L’unité du Louroux, en service depuis un an, est la première fonctionnant en injection sur le département. Le projet avait à la base été pensé en cogénération, puis l’injection s’est finalement avérée possible et intéressante malgré un raccordement à un réseau de consommation à 10 km. Les associés ont fait des appels d’offres auprès de six constructeurs. « Le choix du constructeur, c’est ce qui est venu en dernier, après avoir fait le choix du process. Il faut monter un projet à son image, selon ce qu’on veut en faire, souligne Samuel Dupuy. Nous on a choisi une installation simple, équilibrée par rapport à nos exploitations et en autonomie. » Après les appels d’offres, tout s’est enchaîné en 12 à 15 mois : accord de la banque, autorisations administratives, démarches avec GRDF... L’investissement représente 4,3 millions d’euros.

 

LES EFFLUENTS D’ÉLEVAGE COMME PRINCIPALE RESSOURCE

 En l’occurrence, les associés souhaitaient un méthaniseur dans la prolongation de leurs exploitations, sans traiter de déchets extérieurs, pour ne pas être dépendants de gisements externes. Aujourd’hui, le méthaniseur construit par Planet biogaz reçoit de la part des quatre exploitations une ration de 30 tonnes par jour. Elle comprend 30 % de lisier de porc (provenant de 450 truies), 30 % de fumier (provenant de 200 vaches laitières), 15 % de fumier de porc et menues pailles et 25 % de fumier de volaille, déchets de maïs semence (rangs mâles), Cive d’hiver et issues de céréales.

 

L’unité est dotée d’un process infiniment mélangé avec une préfosse, une trémie, un prémix, deux mono-digesteurs avec agitateurs, une poche de stockage pour le liquide et trois fosses déportées, ainsi qu’une plateforme de stockage du digestat solide. Le temps de séjour est d’environ 80 jours.

 

A l’année, il ressort de l’installation à séparateur de phase 8 000 m3 de digestat liquide et 2000 t de digestat solide. Côté biogaz, 110 nm3/h sont injectés dans le réseau.

 

Durant les 7-8 premiers mois, la gestion du méthaniseur a été assurée par chacun des associés par roulement en binôme, pour se faire la main.

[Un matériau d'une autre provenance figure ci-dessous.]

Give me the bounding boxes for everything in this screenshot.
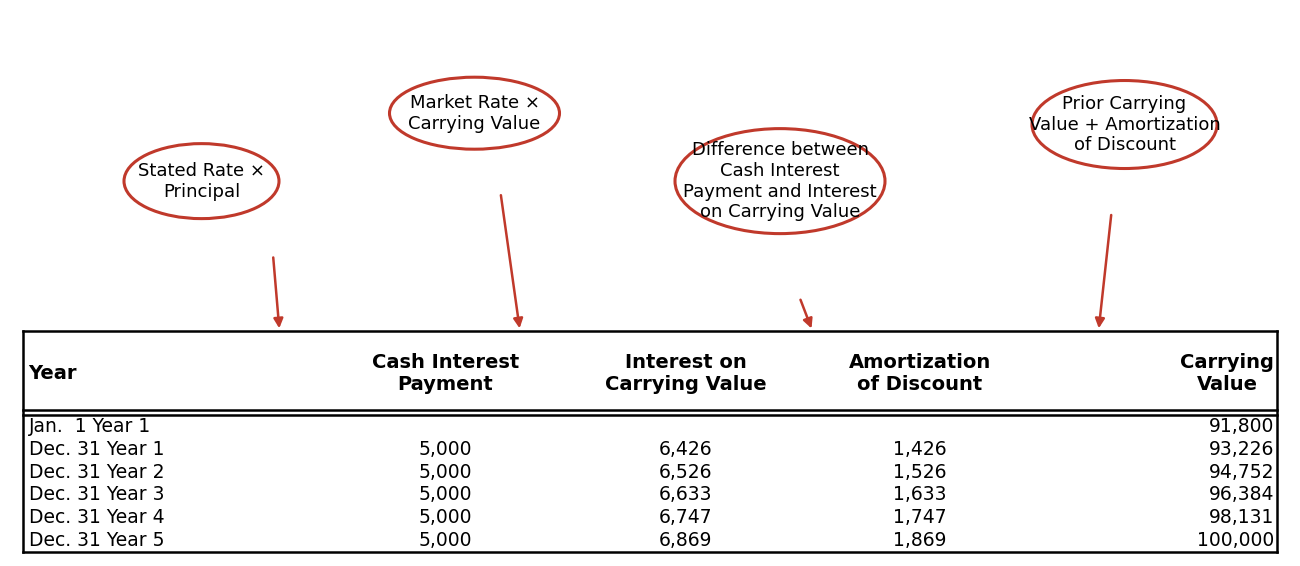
Text: 1,633: 1,633 [893, 485, 946, 504]
Text: Carrying
Value: Carrying Value [1180, 353, 1274, 393]
Text: 100,000: 100,000 [1197, 531, 1274, 550]
Text: 1,869: 1,869 [893, 531, 946, 550]
Text: Year: Year [29, 363, 77, 383]
Text: Cash Interest
Payment: Cash Interest Payment [372, 353, 519, 393]
Text: 1,526: 1,526 [893, 462, 946, 482]
Text: Dec. 31 Year 2: Dec. 31 Year 2 [29, 462, 164, 482]
Text: 6,526: 6,526 [659, 462, 712, 482]
Text: 1,426: 1,426 [893, 440, 946, 458]
Text: 5,000: 5,000 [419, 462, 472, 482]
Text: 93,226: 93,226 [1209, 440, 1274, 458]
Text: Prior Carrying
Value + Amortization
of Discount: Prior Carrying Value + Amortization of D… [1028, 95, 1221, 155]
Text: Market Rate ×
Carrying Value: Market Rate × Carrying Value [408, 94, 541, 132]
Text: 94,752: 94,752 [1209, 462, 1274, 482]
Text: Dec. 31 Year 5: Dec. 31 Year 5 [29, 531, 164, 550]
Text: Dec. 31 Year 3: Dec. 31 Year 3 [29, 485, 164, 504]
Text: 5,000: 5,000 [419, 485, 472, 504]
Text: 5,000: 5,000 [419, 508, 472, 527]
Text: 1,747: 1,747 [893, 508, 946, 527]
Text: 98,131: 98,131 [1209, 508, 1274, 527]
Text: 91,800: 91,800 [1209, 417, 1274, 436]
Text: Stated Rate ×
Principal: Stated Rate × Principal [138, 162, 265, 200]
Text: Jan.  1 Year 1: Jan. 1 Year 1 [29, 417, 151, 436]
Text: Dec. 31 Year 4: Dec. 31 Year 4 [29, 508, 164, 527]
Text: 6,633: 6,633 [659, 485, 712, 504]
Text: Amortization
of Discount: Amortization of Discount [849, 353, 991, 393]
Text: 5,000: 5,000 [419, 531, 472, 550]
Text: Interest on
Carrying Value: Interest on Carrying Value [604, 353, 767, 393]
Text: 5,000: 5,000 [419, 440, 472, 458]
Text: Dec. 31 Year 1: Dec. 31 Year 1 [29, 440, 164, 458]
Text: Difference between
Cash Interest
Payment and Interest
on Carrying Value: Difference between Cash Interest Payment… [684, 141, 876, 221]
Text: 6,426: 6,426 [659, 440, 712, 458]
Text: 96,384: 96,384 [1209, 485, 1274, 504]
Text: 6,869: 6,869 [659, 531, 712, 550]
Text: 6,747: 6,747 [659, 508, 712, 527]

Et depuis le printemps, un salarié a été embauché 2 heures par jour pour réduire la charge de travail. Les associés ont insisté sur le caractère chronophage de l’aspect administratif, géré ici par Sophie Dupuy, un critère à prendre en compte.

 

Les adhérents de l’Association des agriculteurs méthaniseurs de France ont profité de la visite pour échanger abondamment sur les détails techniques, la bonne marche de tel ou tel élément, le choix des matériels, l’équilibre des apports... Des partages riches, pour que chacun adapte ensuite son projet à ses besoins et ses possibilités.